Cette batterie capable de « respirer » promet de révolutionner l’autonomie des voitures électriques

 
Des chercheurs chinois ont mis au point une batterie solide révolutionnaire pour les voitures électriques. Capable de « respirer », elle devrait afficher une durée de vie en très nette hausse.
Crédit : Aibang

Les ventes de voitures électriques se heurtent encore à deux obstacles principaux : le prix et l’autonomie. A vrai dire, ces les deux sont en fait particulièrement liés, puisqu’ils dépendent de la batterie. Or, cet élement fait encore peur à beaucoup de conducteurs, alors qu’il représente environ 40 % de la valeur d’une auto zéro-émission (à l’échappement). Heureusement, les constructeurs et les équipementiers travaillent sur diverses solutions innovantes. Et parmi elles, on peut notamment citer la batterie solide.
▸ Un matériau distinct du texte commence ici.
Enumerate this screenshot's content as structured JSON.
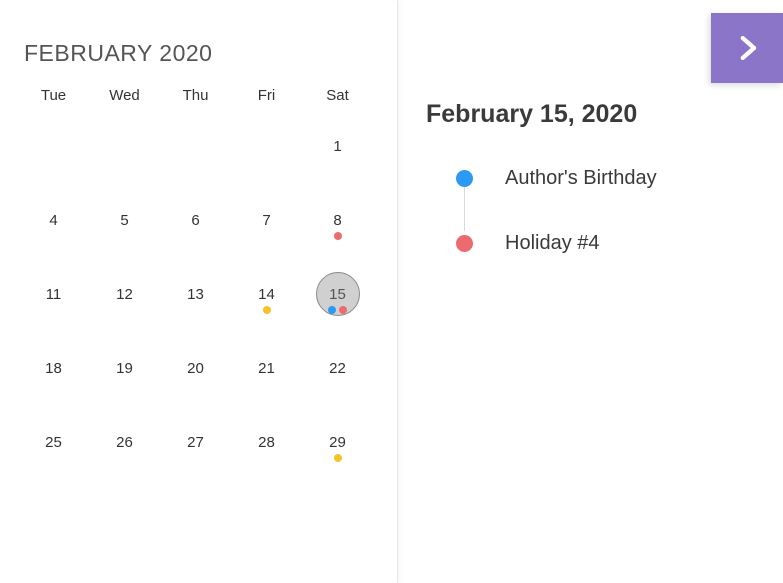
{
  "colors": {
    "accent": "#8a75c9",
    "blue": "#2c9af2",
    "pink": "#ec6b6f",
    "yellow": "#f3c32a"
  },
  "calendar": {
    "title": "FEBRUARY 2020",
    "dow": [
      "Tue",
      "Wed",
      "Thu",
      "Fri",
      "Sat"
    ],
    "weeks": [
      [
        {
          "n": ""
        },
        {
          "n": ""
        },
        {
          "n": ""
        },
        {
          "n": ""
        },
        {
          "n": "1"
        }
      ],
      [
        {
          "n": "4"
        },
        {
          "n": "5"
        },
        {
          "n": "6"
        },
        {
          "n": "7"
        },
        {
          "n": "8",
          "dots": [
            "pink"
          ]
        }
      ],
      [
        {
          "n": "11"
        },
        {
          "n": "12"
        },
        {
          "n": "13"
        },
        {
          "n": "14",
          "dots": [
            "yellow"
          ]
        },
        {
          "n": "15",
          "dots": [
            "blue",
            "pink"
          ],
          "selected": true
        }
      ],
      [
        {
          "n": "18"
        },
        {
          "n": "19"
        },
        {
          "n": "20"
        },
        {
          "n": "21"
        },
        {
          "n": "22"
        }
      ],
      [
        {
          "n": "25"
        },
        {
          "n": "26"
        },
        {
          "n": "27"
        },
        {
          "n": "28"
        },
        {
          "n": "29",
          "dots": [
            "yellow"
          ]
        }
      ]
    ]
  },
  "detail": {
    "date": "February 15, 2020",
    "events": [
      {
        "color": "blue",
        "label": "Author's Birthday"
      },
      {
        "color": "pink",
        "label": "Holiday #4"
      }
    ]
  }
}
Cette dernière ne devrait pas arriver avant la fin de la décennie sur des voitures de grande série. Mais déjà, elle est au cœur de toutes les discussions. Et voilà qu’un groupe de chercheurs vient de lever le voile sur une innovation qui pourrait tout changer. Comme le rapporte le Global Times, des scientifiques de l’université de Ningbo ont mis au point une batterie solide respirante. Cette dernière est en fait dotée composée d’une anode en nanofils de silicium dotée d’une structure tridimensionnelle révolutionnaire.

Batterie solide Donut Lab // Source : Donut Lab

Et pour cause, cette dernière s’inspire des mécanismes respiratoires naturels. Mais quel est l’intérêt ? En fait, il faut savoir que lors des cycles de charge et de décharge, le silicium se gonfle et se dégonfle, comme un ballon. Et a terme, la structure de la batterie finit par s’endommager, ce qui réduit sa durée de vie. C’est là où intervient le professeur Chen Wanghua et son équipe. Ces derniers ont conçu une solution permettant au silicium de « respirer librement », au sein d’un environnement rigide à l’état solide.

Une durée de vie en hausse

Le directeur de ce projet explique que « nous avons abandonné la traditionnelle poudre de silicium pour créer des structures de silicium disposées comme des arbres dans une forêt, entrelacées pour former un réseau tridimensionnel sur le collecteur de courant ». Ainsi, « ces nanofils présentent de nombreux espaces vides, un peu comme d’innombrables valves de ventilation à l’intérieur de la batterie. Lorsque les ions lithium affluent, les nanofils de silicium peuvent se dilater dans ces espaces sans endommager l’électrolyte environnant ».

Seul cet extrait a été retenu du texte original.